Des jeunes, acteurs de leur avenir

Les bons chiffres de l’insertion professionnelle des volontaires résidant dans les QPV

L’EPIDE publie ce mois-ci un nouveau volet de son enquête sur les trajectoires professionnelles des anciens volontaires de l’EPIDE. Celui-ci montre que les jeunes résidant dans les quartiers prioritaires de la politique de la ville (QPV) sont plus nombreux à être insérés professionnellement que les jeunes résidant dans d’autres territoires.

En décembre dernier, l’Etablissement pour l’insertion dans l’emploi publiait son enquête* 2017 sur « Le devenir des volontaires de l’EPIDE ». Celle-ci mettait en avant l’effet positif du parcours EPIDE pour les anciens volontaires et la qualité des emplois occupés plusieurs mois après leur sortie du dispositif. Un nouveau volet de cette enquête met en lumière une autre tendance : l’insertion professionnelle plus importante des anciens volontaires résidant dans les quartiers prioritaires de la politique de la ville (QPV).

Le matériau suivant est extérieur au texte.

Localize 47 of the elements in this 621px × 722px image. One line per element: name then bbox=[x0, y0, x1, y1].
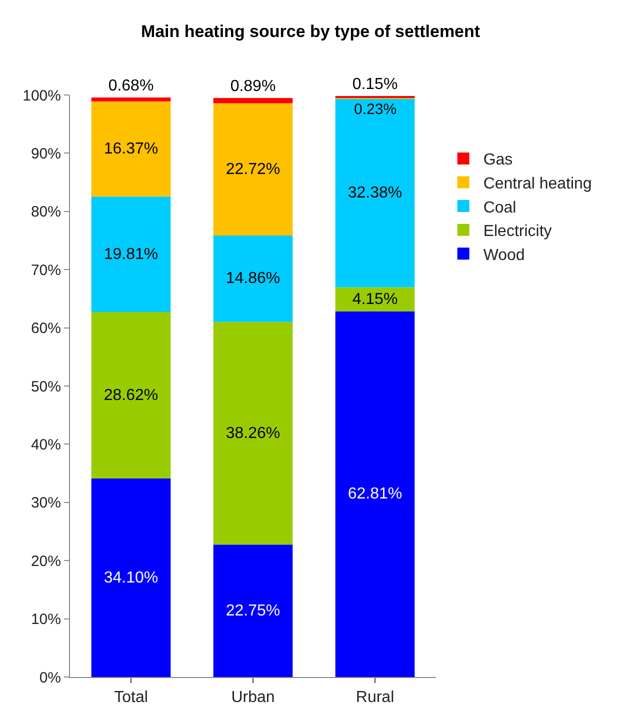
legend-label: Coal bbox=[483, 199, 516, 216]
y-tick-label: 70% bbox=[30, 262, 61, 279]
y-tick-label: 80% bbox=[30, 204, 61, 221]
bar bbox=[91, 97, 171, 102]
legend-label: Gas bbox=[483, 152, 513, 169]
y-tick-label: 100% bbox=[22, 87, 61, 104]
bar bbox=[213, 544, 293, 677]
y-tick-label: 60% bbox=[30, 320, 61, 338]
data-label: 34.10% bbox=[104, 569, 158, 586]
data-label: 16.37% bbox=[104, 140, 158, 158]
bar bbox=[213, 235, 293, 322]
y-tick-label: 50% bbox=[30, 378, 61, 396]
bar bbox=[91, 312, 171, 479]
y-tick-label: 10% bbox=[30, 611, 61, 628]
data-label: 4.15% bbox=[352, 290, 398, 308]
data-label: 62.81% bbox=[348, 486, 402, 503]
y-tick-label: 0% bbox=[39, 669, 61, 686]
data-label: 0.23% bbox=[354, 101, 397, 118]
bar bbox=[91, 101, 171, 197]
y-tick-label: 20% bbox=[30, 552, 61, 570]
legend-label: Central heating bbox=[483, 176, 592, 192]
x-tick-label: Urban bbox=[231, 689, 275, 706]
bar bbox=[335, 311, 415, 677]
chart-title: Main heating source by type of settlement bbox=[140, 22, 480, 42]
legend-label: Electricity bbox=[483, 223, 552, 240]
bar bbox=[213, 103, 293, 236]
data-label: 38.26% bbox=[226, 424, 280, 442]
bar bbox=[213, 322, 293, 545]
data-label: 14.86% bbox=[226, 270, 280, 288]
bar bbox=[213, 98, 293, 104]
data-label: 22.75% bbox=[226, 602, 280, 620]
y-tick-label: 90% bbox=[30, 145, 61, 162]
data-label: 19.81% bbox=[104, 246, 158, 263]
x-tick-label: Total bbox=[114, 689, 148, 706]
bar bbox=[91, 196, 171, 312]
y-tick-label: 30% bbox=[30, 494, 61, 512]
y-tick-label: 40% bbox=[30, 436, 61, 454]
bar bbox=[91, 478, 171, 677]
data-label: 0.89% bbox=[230, 78, 276, 96]
legend-label: Wood bbox=[483, 246, 525, 264]
data-label: 0.15% bbox=[352, 76, 398, 93]
x-tick-label: Rural bbox=[356, 689, 394, 706]
data-label: 28.62% bbox=[104, 386, 158, 404]
data-label: 0.68% bbox=[108, 77, 154, 94]
data-label: 32.38% bbox=[348, 184, 402, 202]
data-label: 22.72% bbox=[226, 160, 280, 178]
bar bbox=[335, 98, 415, 288]
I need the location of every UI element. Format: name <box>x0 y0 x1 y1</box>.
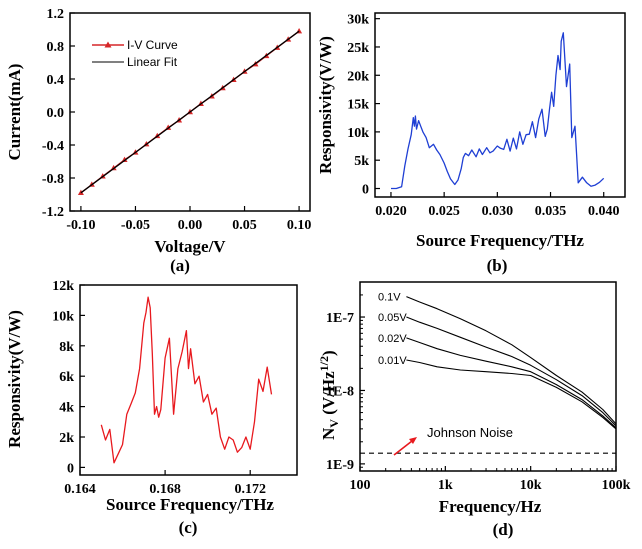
y-tick-label: 0.8 <box>47 40 65 55</box>
x-tick-label: 0.00 <box>178 218 203 233</box>
x-tick-label: 0.025 <box>428 204 460 219</box>
y-tick-label: 0 <box>362 183 369 198</box>
x-tick-label: 100 <box>350 478 371 493</box>
x-tick-label: 0.05 <box>232 218 257 233</box>
panel-b-xlabel: Source Frequency/THz <box>416 231 584 250</box>
panel-d-plot-frame <box>360 282 616 471</box>
panel-a-label: (a) <box>170 256 190 275</box>
x-tick-label: 10k <box>520 478 542 493</box>
y-tick-label: 12k <box>52 279 74 294</box>
series-line-linear-fit <box>81 31 299 193</box>
panel-b-label: (b) <box>487 256 508 275</box>
y-tick-label: 10k <box>347 126 369 141</box>
legend-linear-fit-label: Linear Fit <box>127 55 178 69</box>
panel-b-ylabel: Responsivity(V/W) <box>316 36 335 174</box>
x-tick-label: -0.05 <box>121 218 150 233</box>
y-tick-label: 30k <box>347 13 369 28</box>
panel-c-marks <box>101 297 271 463</box>
panel-c-ylabel: Responsivity(V/W) <box>5 310 24 448</box>
y-tick-label: 1E-7 <box>326 311 354 326</box>
series-line-0-05v <box>406 317 616 426</box>
series-line-0-1v <box>406 297 616 424</box>
panel-d-label: (d) <box>493 520 514 539</box>
y-tick-label: 6k <box>59 370 74 385</box>
panel-a-xlabel: Voltage/V <box>154 237 226 256</box>
x-tick-label: 0.035 <box>535 204 567 219</box>
panel-c-xlabel: Source Frequency/THz <box>106 495 274 514</box>
johnson-noise-label: Johnson Noise <box>427 425 513 440</box>
legend-iv-curve-label: I-V Curve <box>127 38 178 52</box>
series-line-panel-c <box>101 297 271 463</box>
panel-a-iv-curve: -0.10 -0.05 0.00 0.05 0.10 -1.2 -0.8 -0.4 0.0 0.4… <box>5 7 311 275</box>
panel-a-marks <box>78 28 302 195</box>
x-tick-label: 0.164 <box>64 482 96 497</box>
y-tick-label: -0.8 <box>42 172 64 187</box>
x-tick-label: 0.030 <box>482 204 514 219</box>
curve-label: 0.1V <box>378 292 401 304</box>
y-tick-label: 8k <box>59 340 74 355</box>
curve-label: 0.02V <box>378 333 407 345</box>
x-tick-label: 0.040 <box>588 204 620 219</box>
series-line-0-02v <box>406 338 616 428</box>
panel-b-responsivity-low: 0.020 0.025 0.030 0.035 0.040 0 5k 10k 15k 20k 25k… <box>316 13 625 275</box>
x-tick-label: -0.10 <box>66 218 95 233</box>
y-tick-label: 5k <box>354 154 369 169</box>
panel-b-ticks: 0.020 0.025 0.030 0.035 0.040 0 5k 10k 15k 20k 25k… <box>347 13 619 219</box>
curve-label: 0.01V <box>378 355 407 367</box>
panel-a-ylabel: Current(mA) <box>5 64 24 161</box>
x-tick-label: 0.020 <box>375 204 407 219</box>
y-tick-label: 0.4 <box>47 73 65 88</box>
y-tick-label: 0 <box>67 461 74 476</box>
x-tick-label: 1k <box>438 478 453 493</box>
series-line-panel-b <box>391 33 604 189</box>
y-tick-label: 10k <box>52 309 74 324</box>
y-tick-label: 20k <box>347 69 369 84</box>
panel-b-plot-frame <box>375 13 625 197</box>
panel-c-label: (c) <box>179 518 198 537</box>
y-tick-label: 15k <box>347 98 369 113</box>
y-tick-label: 4k <box>59 401 74 416</box>
y-tick-label: -1.2 <box>42 205 64 220</box>
panel-d-xlabel: Frequency/Hz <box>439 497 542 516</box>
curve-label: 0.05V <box>378 312 407 324</box>
x-tick-label: 100k <box>602 478 631 493</box>
y-tick-label: 1E-9 <box>326 458 354 473</box>
y-tick-label: 2k <box>59 431 74 446</box>
panel-b-marks <box>391 33 604 189</box>
panel-a-legend: I-V Curve Linear Fit <box>92 38 178 69</box>
y-tick-label: -0.4 <box>42 139 64 154</box>
y-tick-label: 25k <box>347 41 369 56</box>
panel-d-ylabel: NV (V/Hz1/2) <box>317 350 341 440</box>
y-tick-label: 1.2 <box>47 7 65 22</box>
x-tick-label: 0.10 <box>287 218 312 233</box>
y-tick-label: 0.0 <box>47 106 65 121</box>
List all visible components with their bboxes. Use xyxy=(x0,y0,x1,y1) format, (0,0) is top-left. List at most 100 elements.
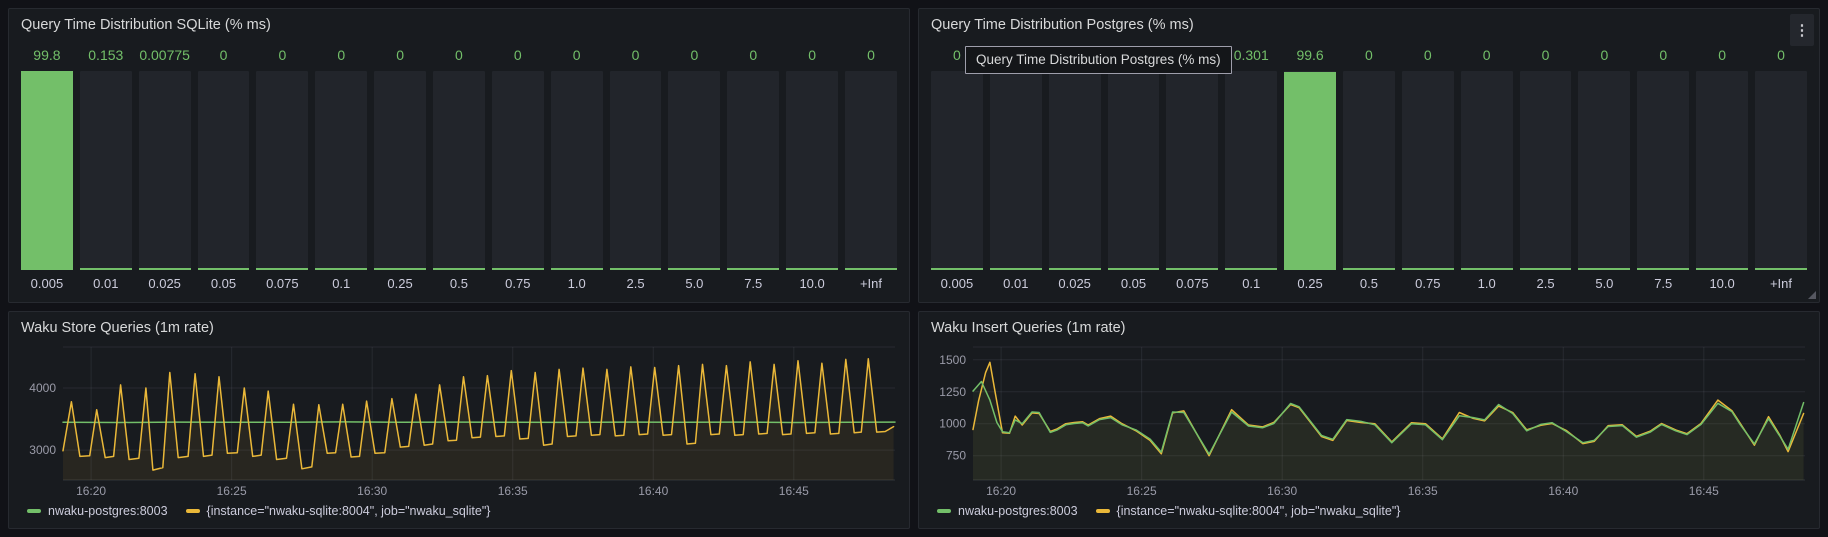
legend: nwaku-postgres:8003 {instance="nwaku-sql… xyxy=(925,500,1813,524)
histogram-bar[interactable] xyxy=(433,71,485,270)
svg-text:3000: 3000 xyxy=(29,443,56,457)
histogram-bar[interactable] xyxy=(989,71,1042,270)
bucket-label: 0.05 xyxy=(1120,275,1147,291)
legend: nwaku-postgres:8003 {instance="nwaku-sql… xyxy=(15,500,903,524)
histogram-bar[interactable] xyxy=(1460,71,1513,270)
histogram-bar[interactable] xyxy=(1048,71,1101,270)
bar-baseline xyxy=(138,268,191,270)
insert-queries-plot[interactable]: 16:20 16:25 16:30 16:35 16:40 16:45 750 1000 125… xyxy=(925,342,1813,500)
histogram-bar[interactable] xyxy=(668,71,721,270)
histogram-bar[interactable] xyxy=(138,71,191,270)
histogram-bar[interactable] xyxy=(21,71,73,270)
bar-value: 99.8 xyxy=(33,47,61,63)
svg-text:16:30: 16:30 xyxy=(357,484,387,498)
histogram-bar[interactable] xyxy=(1225,71,1278,270)
panel-resize-handle-icon[interactable] xyxy=(1808,291,1816,299)
bar-value: 0.00775 xyxy=(139,47,190,63)
sqlite-histogram[interactable]: 99.8 0.153 0.00775 0 0 0 0 0 0 0 0 0 0 0 0 0.005 0.01 0.… xyxy=(9,39,909,302)
svg-text:16:30: 16:30 xyxy=(1267,484,1297,498)
legend-item-sqlite[interactable]: {instance="nwaku-sqlite:8004", job="nwak… xyxy=(1095,504,1401,518)
insert-queries-chart[interactable]: 16:20 16:25 16:30 16:35 16:40 16:45 750 1000 125… xyxy=(925,342,1813,500)
bucket-label: 1.0 xyxy=(567,275,586,291)
bar-value: 0 xyxy=(278,47,287,63)
bucket-label: +Inf xyxy=(1769,275,1792,291)
bar-baseline xyxy=(256,268,309,270)
svg-text:16:40: 16:40 xyxy=(1548,484,1578,498)
bar-value: 0 xyxy=(867,47,875,63)
histogram-bar[interactable] xyxy=(256,71,309,270)
bucket-label: 10.0 xyxy=(799,275,825,291)
bar-baseline xyxy=(1048,268,1101,270)
histogram-bar[interactable] xyxy=(727,71,780,270)
bar-value: 0 xyxy=(1482,47,1491,63)
histogram-bar[interactable] xyxy=(845,71,897,270)
panel-title[interactable]: Waku Insert Queries (1m rate) xyxy=(931,320,1126,336)
bar-value: 0.153 xyxy=(88,47,124,63)
svg-text:16:35: 16:35 xyxy=(1408,484,1438,498)
histogram-bar[interactable] xyxy=(1284,71,1337,270)
histogram-bar[interactable] xyxy=(491,71,544,270)
bar-baseline xyxy=(433,268,485,270)
histogram-bar[interactable] xyxy=(1343,71,1395,270)
histogram-bar[interactable] xyxy=(1107,71,1160,270)
panel-title[interactable]: Query Time Distribution SQLite (% ms) xyxy=(21,17,271,33)
panel-menu-kebab-icon[interactable]: ⋮ xyxy=(1790,14,1814,46)
bucket-label: 0.05 xyxy=(210,275,237,291)
panel-title[interactable]: Waku Store Queries (1m rate) xyxy=(21,320,214,336)
bucket-label: 0.075 xyxy=(266,275,299,291)
bar-baseline xyxy=(786,268,839,270)
panel-query-time-postgres: Query Time Distribution Postgres (% ms) … xyxy=(918,8,1820,303)
svg-text:16:45: 16:45 xyxy=(1689,484,1719,498)
histogram-bar[interactable] xyxy=(374,71,427,270)
bucket-label: 0.75 xyxy=(505,275,531,291)
histogram-bar[interactable] xyxy=(609,71,662,270)
bucket-label: 0.1 xyxy=(332,275,351,291)
legend-item-postgres[interactable]: nwaku-postgres:8003 xyxy=(27,504,168,518)
histogram-bar[interactable] xyxy=(1755,71,1807,270)
bucket-label: 0.25 xyxy=(387,275,413,291)
panel-waku-store-queries: Waku Store Queries (1m rate) 16:20 16:25 1… xyxy=(8,311,910,529)
histogram-bar[interactable] xyxy=(1519,71,1572,270)
bar-value: 0 xyxy=(749,47,758,63)
postgres-histogram[interactable]: 0 0.301 99.6 0 0 0 0 0 0 0 0 0.005 0.01 0.025 0.05 0.0… xyxy=(919,39,1819,302)
panel-title[interactable]: Query Time Distribution Postgres (% ms) xyxy=(931,17,1194,33)
bar-value: 0 xyxy=(513,47,522,63)
histogram-bar[interactable] xyxy=(1578,71,1631,270)
bucket-label: 0.75 xyxy=(1415,275,1441,291)
bar-baseline xyxy=(989,268,1042,270)
store-queries-plot[interactable]: 16:20 16:25 16:30 16:35 16:40 16:45 3000 4000 xyxy=(15,342,903,500)
histogram-bar[interactable] xyxy=(79,71,132,270)
legend-item-sqlite[interactable]: {instance="nwaku-sqlite:8004", job="nwak… xyxy=(185,504,490,518)
histogram-bar[interactable] xyxy=(1637,71,1690,270)
bar-baseline xyxy=(550,268,603,270)
svg-text:16:45: 16:45 xyxy=(779,484,809,498)
bucket-label: 0.1 xyxy=(1242,275,1261,291)
bucket-label: 0.005 xyxy=(30,275,64,291)
bucket-label: 7.5 xyxy=(1654,275,1673,291)
legend-label: nwaku-postgres:8003 xyxy=(48,504,168,518)
bar-baseline xyxy=(668,268,721,270)
histogram-bar[interactable] xyxy=(1696,71,1749,270)
svg-text:1500: 1500 xyxy=(939,353,966,367)
bar-value: 0 xyxy=(396,47,404,63)
legend-item-postgres[interactable]: nwaku-postgres:8003 xyxy=(937,504,1078,518)
histogram-bar[interactable] xyxy=(931,71,983,270)
histogram-bar[interactable] xyxy=(1166,71,1219,270)
histogram-bar[interactable] xyxy=(786,71,839,270)
bar-row xyxy=(931,71,1807,270)
timeseries-body: 16:20 16:25 16:30 16:35 16:40 16:45 750 1000 125… xyxy=(919,342,1819,528)
histogram-bar[interactable] xyxy=(197,71,250,270)
legend-label: {instance="nwaku-sqlite:8004", job="nwak… xyxy=(1116,504,1401,518)
svg-text:16:25: 16:25 xyxy=(217,484,247,498)
bar-value: 0.301 xyxy=(1233,47,1269,63)
histogram-bar[interactable] xyxy=(550,71,603,270)
bar-baseline xyxy=(609,268,662,270)
bucket-label: 10.0 xyxy=(1709,275,1735,291)
store-queries-chart[interactable]: 16:20 16:25 16:30 16:35 16:40 16:45 3000 4000 xyxy=(15,342,903,500)
bucket-label: 5.0 xyxy=(1595,275,1614,291)
bar-baseline xyxy=(1401,268,1454,270)
histogram-bar[interactable] xyxy=(315,71,368,270)
bar-value: 0 xyxy=(572,47,581,63)
histogram-bar[interactable] xyxy=(1401,71,1454,270)
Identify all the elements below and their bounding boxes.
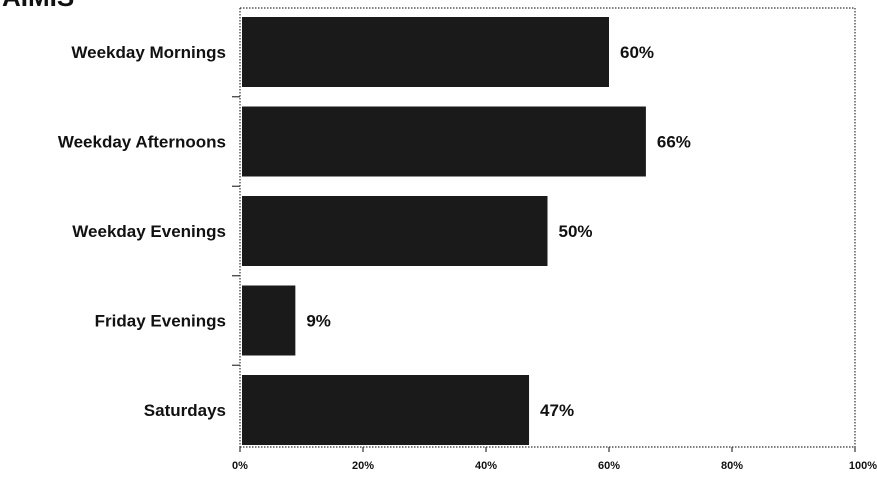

Alors que parmi les jeunes peu qualifiés et sans emploi, l’EPIDE s’adresse prioritairement aux jeunes habitant dans les QPV, Nathalie Hanet, directrice générale de l’établissement, voit dans ces données « un vecteur très fort de mobilisation. A l’interne, pour emmener ces jeunes aussi loin que leur motivation les porte. A l’externe, pour convaincre nos partenaires prescripteurs d’orienter les jeunes vers l’EPIDE et les entreprises de proposer des stages, puis de recruter des futurs collaborateurs de grande qualité ».

Une insertion dans l’emploi plus importante pour les jeunes résidant dans les QPV

68%. C’est la proportion d’anciens volontaires en emploi ou en formation, et habitant les QPV. Cela représente 5 points de plus que pour les anciens volontaires résidant sur d’autres territoires (63%).

Dans le détail, on observe ainsi que les anciens volontaires, résidant des quartiers prioritaires de la politique de la ville, déclarent être en emploi plus fréquemment (+ 2 points). De même, ils sont proportionnellement plus nombreux à déclarer être en formation (18% contre 15 %).

 

L’écart le plus significatif porte toutefois sur la qualité du contrat de travail. En effet, les anciens volontaires habitant dans les quartiers prioritaires de la politique de la ville, occupent pour 75% d’entre eux des emplois durables (CDI et contrats de 6 mois ou plus), soit 8 points de plus que les jeunes résidant sur d’autres territoires. A l’inverse, les jeunes issus d’autres territoires sont beaucoup plus nombreux, que ceux des QPV, à déclarer occuper des contrats d’intérim de moins de 6 mois.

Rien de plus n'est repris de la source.